Most people spill out from an exciting, critically acclaimed Broadway show with great memories, a souvenir playbill and maybe, if they're lucky, an autograph from a star. My friend and colleague Nick Lammers came away with a little something more.
On Nov. 14, Nick, his wife, Ginny, and her mom were attending a splashy new theater production at New York's historic Cort Theatre. It was "Grace," starring Paul Rudd, Michael Shannon and Ed Asner. But that night, it could easily have been subtitled: "The Man Who Came to See a Broadway Play and Lost His Dinner -- Over the Edge of the Mezzanine and onto Several Audience Members, but Mostly Nick."
Everything's Coming Up Grossness
Oh, you haven't heard the delightful holiday tale? It's been splattered all over the Internet, so to speak. Just Google "Broadway" and "vomit" and you'll be knee-deep, so to speak, in jokes suggesting this eruptive emission from an elderly patron -- whether because of illness or alcohol -- was a caustic commentary on the performance, or that the man must have dined at Guy Fieri's much-maligned restaurant before the play.
Rudd's since been on Letterman, providing "The Top 10 Thoughts That Went Through Paul Rudd's Mind When an Audience Member Vomited at his Broadway Show," which included items such as, "Is there a janitor in the house?" and "I've never been a fan of audience participation." Hilarious!
Oh, yeah, um, unless you were Nick. I saw him Tuesday at work, where he's this newspaper's photo director. He's thoroughly clean now, but I gave him a wide berth anyway. He's able to laugh a little. Just a little.
"Trust me, there was nothing funny at the time," he muttered, in the sardonic tone of someone who was, well, recently awash in tossed cookies. "Plus, it was my birthday."

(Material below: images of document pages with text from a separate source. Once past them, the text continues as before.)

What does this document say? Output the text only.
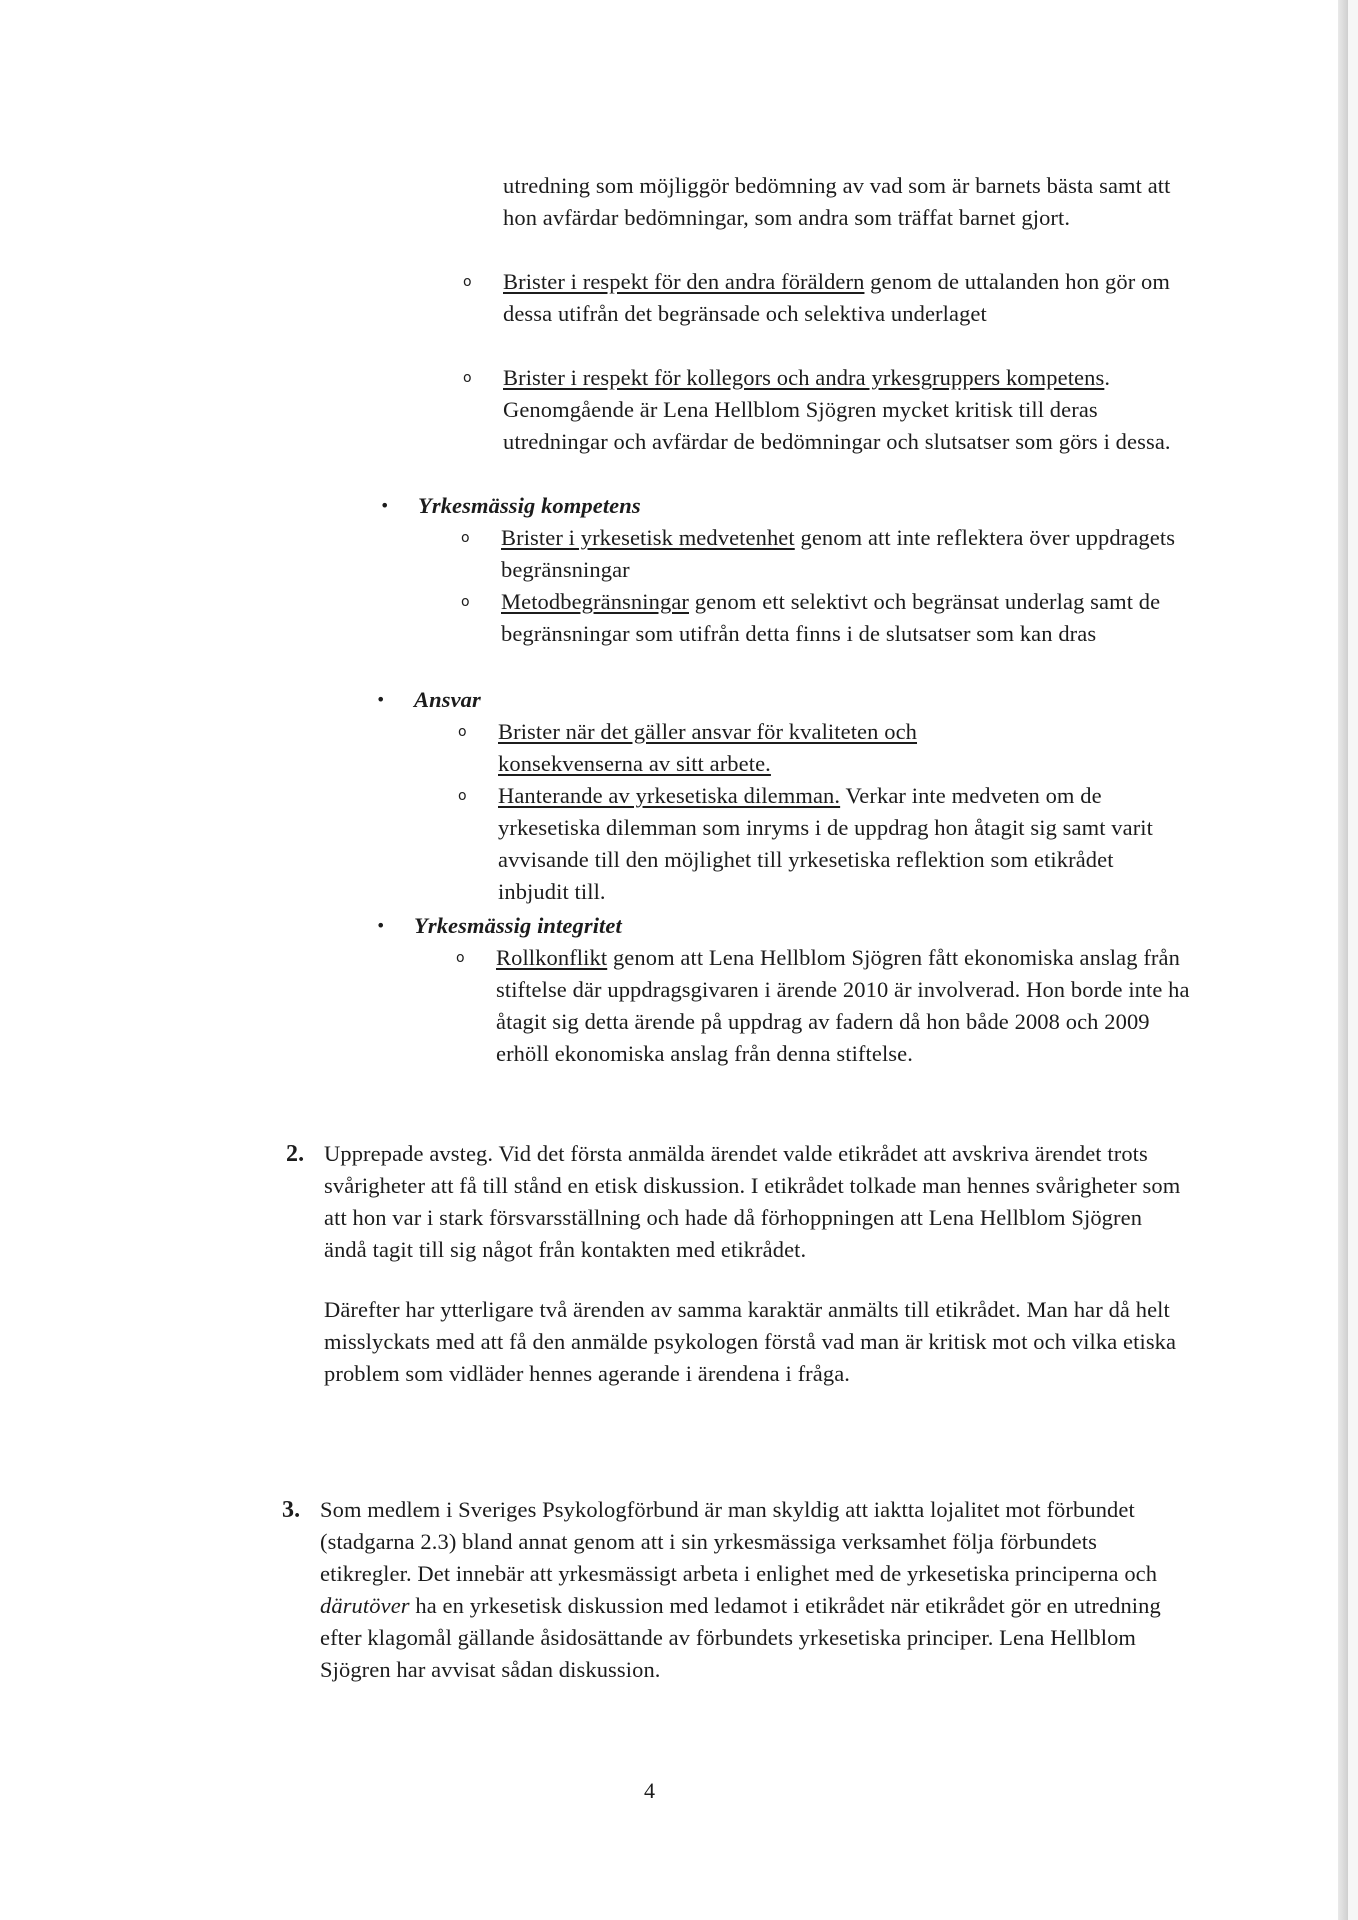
utredning som möjliggör bedömning av vad som är barnets bästa samt att hon avfärdar bedömningar, som andra som träffat barnet gjort.

o Brister i respekt för den andra föräldern genom de uttalanden hon gör om dessa utifrån det begränsade och selektiva underlaget
o Brister i respekt för kollegors och andra yrkesgruppers kompetens. Genomgående är Lena Hellblom Sjögren mycket kritisk till deras utredningar och avfärdar de bedömningar och slutsatser som görs i dessa.
• Yrkesmässig kompetens
o Brister i yrkesetisk medvetenhet genom att inte reflektera över uppdragets begränsningar
o Metodbegränsningar genom ett selektivt och begränsat underlag samt de begränsningar som utifrån detta finns i de slutsatser som kan dras
• Ansvar
o Brister när det gäller ansvar för kvaliteten och konsekvenserna av sitt arbete.
o Hanterande av yrkesetiska dilemman. Verkar inte medveten om de yrkesetiska dilemman som inryms i de uppdrag hon åtagit sig samt varit avvisande till den möjlighet till yrkesetiska reflektion som etikrådet inbjudit till.
• Yrkesmässig integritet
o Rollkonflikt genom att Lena Hellblom Sjögren fått ekonomiska anslag från stiftelse där uppdragsgivaren i ärende 2010 är involverad. Hon borde inte ha åtagit sig detta ärende på uppdrag av fadern då hon både 2008 och 2009 erhöll ekonomiska anslag från denna stiftelse.
2. Upprepade avsteg. Vid det första anmälda ärendet valde etikrådet att avskriva ärendet trots svårigheter att få till stånd en etisk diskussion. I etikrådet tolkade man hennes svårigheter som att hon var i stark försvarsställning och hade då förhoppningen att Lena Hellblom Sjögren ändå tagit till sig något från kontakten med etikrådet.

Därefter har ytterligare två ärenden av samma karaktär anmälts till etikrådet. Man har då helt misslyckats med att få den anmälde psykologen förstå vad man är kritisk mot och vilka etiska problem som vidläder hennes agerande i ärendena i fråga.

3. Som medlem i Sveriges Psykologförbund är man skyldig att iaktta lojalitet mot förbundet (stadgarna 2.3) bland annat genom att i sin yrkesmässiga verksamhet följa förbundets etikregler. Det innebär att yrkesmässigt arbeta i enlighet med de yrkesetiska principerna och därutöver ha en yrkesetisk diskussion med ledamot i etikrådet när etikrådet gör en utredning efter klagomål gällande åsidosättande av förbundets yrkesetiska principer. Lena Hellblom Sjögren har avvisat sådan diskussion.

4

Yes, that's why the Oakland photographer was in New York in the first place, on a nice trip with Ginny and her mom for his 56th birthday celebration. They'd been having a terrific time, been to a couple of plays, watched a taping of Jimmy Fallon and the TV show with the odd combo of Kelly Ripa and Michael Strahan. On the day of "Grace," they'd lunched at Robert restaurant, then gotten all gussied up for their special evening out. The Cort is right on Broadway and holds about 1,000 people with a mezzanine and balcony. Nick and family had great seats in the orchestra.

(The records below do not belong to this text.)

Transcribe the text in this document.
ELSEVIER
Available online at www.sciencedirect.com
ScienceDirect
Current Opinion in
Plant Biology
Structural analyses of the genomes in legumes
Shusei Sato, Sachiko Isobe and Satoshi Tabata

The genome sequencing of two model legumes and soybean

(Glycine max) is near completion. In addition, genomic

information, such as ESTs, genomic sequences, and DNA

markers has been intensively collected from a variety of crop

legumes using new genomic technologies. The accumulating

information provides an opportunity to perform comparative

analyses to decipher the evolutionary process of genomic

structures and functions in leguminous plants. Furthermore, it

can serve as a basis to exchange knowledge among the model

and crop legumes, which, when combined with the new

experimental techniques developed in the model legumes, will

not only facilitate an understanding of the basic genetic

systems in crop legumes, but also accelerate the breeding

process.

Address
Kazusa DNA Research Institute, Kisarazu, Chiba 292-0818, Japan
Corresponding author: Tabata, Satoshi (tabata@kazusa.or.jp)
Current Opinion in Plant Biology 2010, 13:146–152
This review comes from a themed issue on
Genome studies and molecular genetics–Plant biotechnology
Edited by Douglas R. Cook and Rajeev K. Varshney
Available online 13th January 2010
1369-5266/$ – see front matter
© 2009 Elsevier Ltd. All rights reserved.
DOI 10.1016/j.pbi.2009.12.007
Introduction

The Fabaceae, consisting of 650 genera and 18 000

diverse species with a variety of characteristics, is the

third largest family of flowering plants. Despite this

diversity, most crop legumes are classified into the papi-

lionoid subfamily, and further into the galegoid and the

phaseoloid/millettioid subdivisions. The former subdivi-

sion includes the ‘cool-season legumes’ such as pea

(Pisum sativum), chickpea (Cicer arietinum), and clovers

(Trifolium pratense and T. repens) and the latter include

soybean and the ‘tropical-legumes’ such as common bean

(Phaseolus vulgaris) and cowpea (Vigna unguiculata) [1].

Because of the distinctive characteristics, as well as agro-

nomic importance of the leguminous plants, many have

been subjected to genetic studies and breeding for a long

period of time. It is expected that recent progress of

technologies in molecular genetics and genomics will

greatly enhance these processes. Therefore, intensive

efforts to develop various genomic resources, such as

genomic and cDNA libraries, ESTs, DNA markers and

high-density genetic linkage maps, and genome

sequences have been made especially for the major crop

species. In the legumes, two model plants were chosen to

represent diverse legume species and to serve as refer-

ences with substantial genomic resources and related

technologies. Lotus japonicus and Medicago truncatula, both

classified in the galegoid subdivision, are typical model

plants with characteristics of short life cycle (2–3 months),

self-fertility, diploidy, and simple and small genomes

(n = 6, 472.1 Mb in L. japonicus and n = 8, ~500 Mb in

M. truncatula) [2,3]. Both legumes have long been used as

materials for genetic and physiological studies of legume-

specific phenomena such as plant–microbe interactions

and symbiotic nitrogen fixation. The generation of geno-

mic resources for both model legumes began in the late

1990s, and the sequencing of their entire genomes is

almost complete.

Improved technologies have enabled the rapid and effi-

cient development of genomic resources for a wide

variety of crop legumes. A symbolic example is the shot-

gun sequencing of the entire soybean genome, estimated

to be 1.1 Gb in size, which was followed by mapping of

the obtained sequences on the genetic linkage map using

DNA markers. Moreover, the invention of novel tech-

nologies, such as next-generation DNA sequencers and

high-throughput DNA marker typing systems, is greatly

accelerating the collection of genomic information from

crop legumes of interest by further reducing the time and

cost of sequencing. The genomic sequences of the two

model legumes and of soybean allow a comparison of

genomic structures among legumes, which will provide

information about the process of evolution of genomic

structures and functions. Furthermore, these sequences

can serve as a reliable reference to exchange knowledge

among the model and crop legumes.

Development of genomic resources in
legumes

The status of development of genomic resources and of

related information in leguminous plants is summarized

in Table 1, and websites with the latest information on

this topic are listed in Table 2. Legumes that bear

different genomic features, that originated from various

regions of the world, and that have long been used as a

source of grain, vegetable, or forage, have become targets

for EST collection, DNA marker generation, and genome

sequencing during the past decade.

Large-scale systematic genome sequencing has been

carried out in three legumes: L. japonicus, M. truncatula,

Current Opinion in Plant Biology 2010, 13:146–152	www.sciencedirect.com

I Could Have Hurled All Night
The show began. It's about a Christian evangelist couple launching a chain of gospel hotels, and there's something to do with a German pest-control man and an agitated rocket scientist. Sounds like a comedy, but apparently it's a drama, a study of faith and love in cynical times.
About 20 minutes in, "I heard this cacophonous collective gasp from above, and then this ... this ... spluttering ..." Nick said, unable finish his sentence, merely shaking his head at the memory.

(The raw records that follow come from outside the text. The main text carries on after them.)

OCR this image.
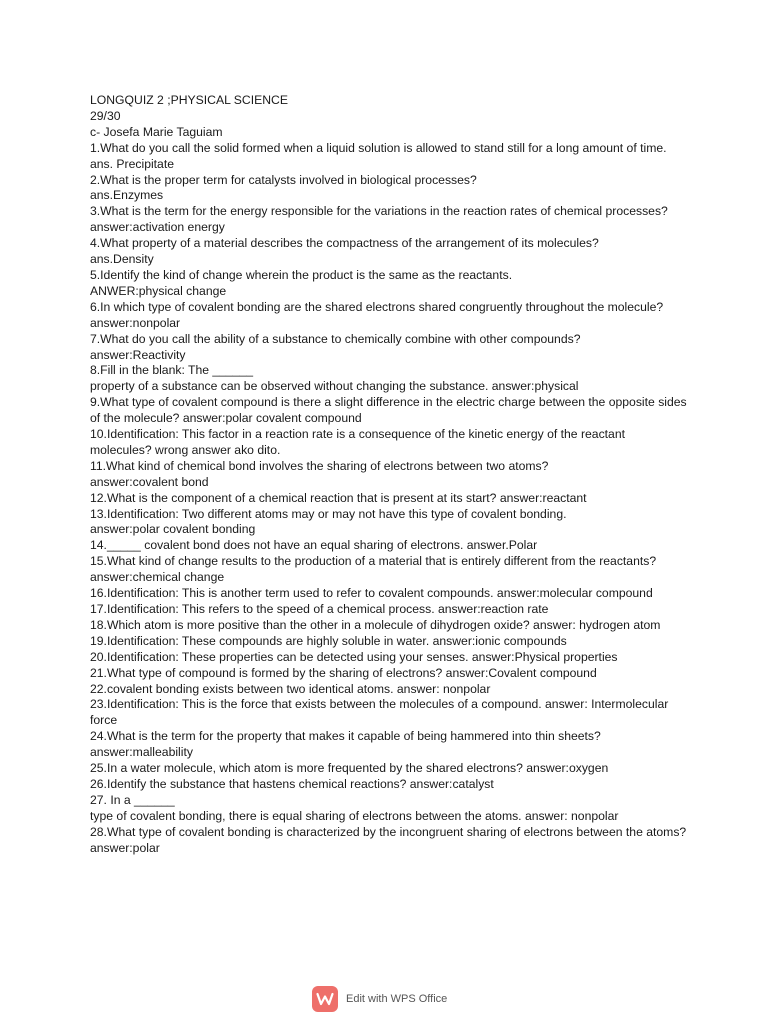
LONGQUIZ 2 ;PHYSICAL SCIENCE
29/30
c- Josefa Marie Taguiam
1.What do you call the solid formed when a liquid solution is allowed to stand still for a long amount of time.
ans. Precipitate
2.What is the proper term for catalysts involved in biological processes?
ans.Enzymes
3.What is the term for the energy responsible for the variations in the reaction rates of chemical processes?
answer:activation energy
4.What property of a material describes the compactness of the arrangement of its molecules?
ans.Density
5.Identify the kind of change wherein the product is the same as the reactants.
ANWER:physical change
6.In which type of covalent bonding are the shared electrons shared congruently throughout the molecule? answer:nonpolar
7.What do you call the ability of a substance to chemically combine with other compounds?
answer:Reactivity
8.Fill in the blank: The ______
property of a substance can be observed without changing the substance. answer:physical
9.What type of covalent compound is there a slight difference in the electric charge between the opposite sides of the molecule? answer:polar covalent compound
10.Identification: This factor in a reaction rate is a consequence of the kinetic energy of the reactant molecules? wrong answer ako dito.
11.What kind of chemical bond involves the sharing of electrons between two atoms?
answer:covalent bond
12.What is the component of a chemical reaction that is present at its start? answer:reactant
13.Identification: Two different atoms may or may not have this type of covalent bonding.
answer:polar covalent bonding
14._____ covalent bond does not have an equal sharing of electrons. answer.Polar
15.What kind of change results to the production of a material that is entirely different from the reactants? answer:chemical change
16.Identification: This is another term used to refer to covalent compounds. answer:molecular compound
17.Identification: This refers to the speed of a chemical process. answer:reaction rate
18.Which atom is more positive than the other in a molecule of dihydrogen oxide? answer: hydrogen atom
19.Identification: These compounds are highly soluble in water. answer:ionic compounds
20.Identification: These properties can be detected using your senses. answer:Physical properties
21.What type of compound is formed by the sharing of electrons? answer:Covalent compound
22.covalent bonding exists between two identical atoms. answer: nonpolar
23.Identification: This is the force that exists between the molecules of a compound. answer: Intermolecular force
24.What is the term for the property that makes it capable of being hammered into thin sheets?
answer:malleability
25.In a water molecule, which atom is more frequented by the shared electrons? answer:oxygen
26.Identify the substance that hastens chemical reactions? answer:catalyst
27. In a ______
type of covalent bonding, there is equal sharing of electrons between the atoms. answer: nonpolar
28.What type of covalent bonding is characterized by the incongruent sharing of electrons between the atoms? answer:polar
Edit with WPS Office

Basically, the "Top 10 Thoughts Going Through Nick's Mind When an Audience Member Vomited On Him" were: 10. Oh my gawd! 9. Oh my gawd! 8. Oh my gawd! 7. Oh my gawd! 6. Oh my gawd! 5. Oh my gawd! 4. Oh my gawd! 3. Oh my gawd! 2. Oh my gawd! And the No. 1 thought: Oh ... my ... gawd!
"It was in my hair, my glasses, my ears, my shirt, coat, pants -- everywhere. No one got it as bad as I did. I just stood there, I could not believe what was happening."
Nick and the Amazing Technicolor Slime Coat
The play's the thing, not the vomit, so the show went on, and Nick and two other male victims somehow made it to the men's room. He took his shirt off and tried washing it in the sink to no avail, tried washing his hair under the faucet, to no avail. A couple of theater workers brought more towels. The owner offered to pay for his dry cleaning. Someone went to the wardrobe room and got him a red plaid flannel shirt -- perhaps worn by a Broadway star? -- so he could at least go outside.
Ginny and her mom were having their own fun in the ladies' room, where they ran out of towels. Ginny had removed her blouse and was standing in her undergarments. A Cort worker stripped a T-shirt (it read "Grace: Have Faith and a Backup Plan") off a mannequin in the lobby and thrust it at her, promising ticket vouchers in the mail while rushing them all into a cab. It was raining.
Gonna Wash that Man's Vomit Right Outta my Hair
Redolent with regurgitation, they rode back to the hotel and all "vigorously" showered for about an hour, the kind of cleansing like in the movies where someone's been violated in some way and the person showers in fetal position, shuddering under near-scalding water.
If nothing else, Nick will remember this birthday. "The play looked pretty good. I'd like to see it someday," he said. "Fortunately, it starts with the ending, so at least I know what happens."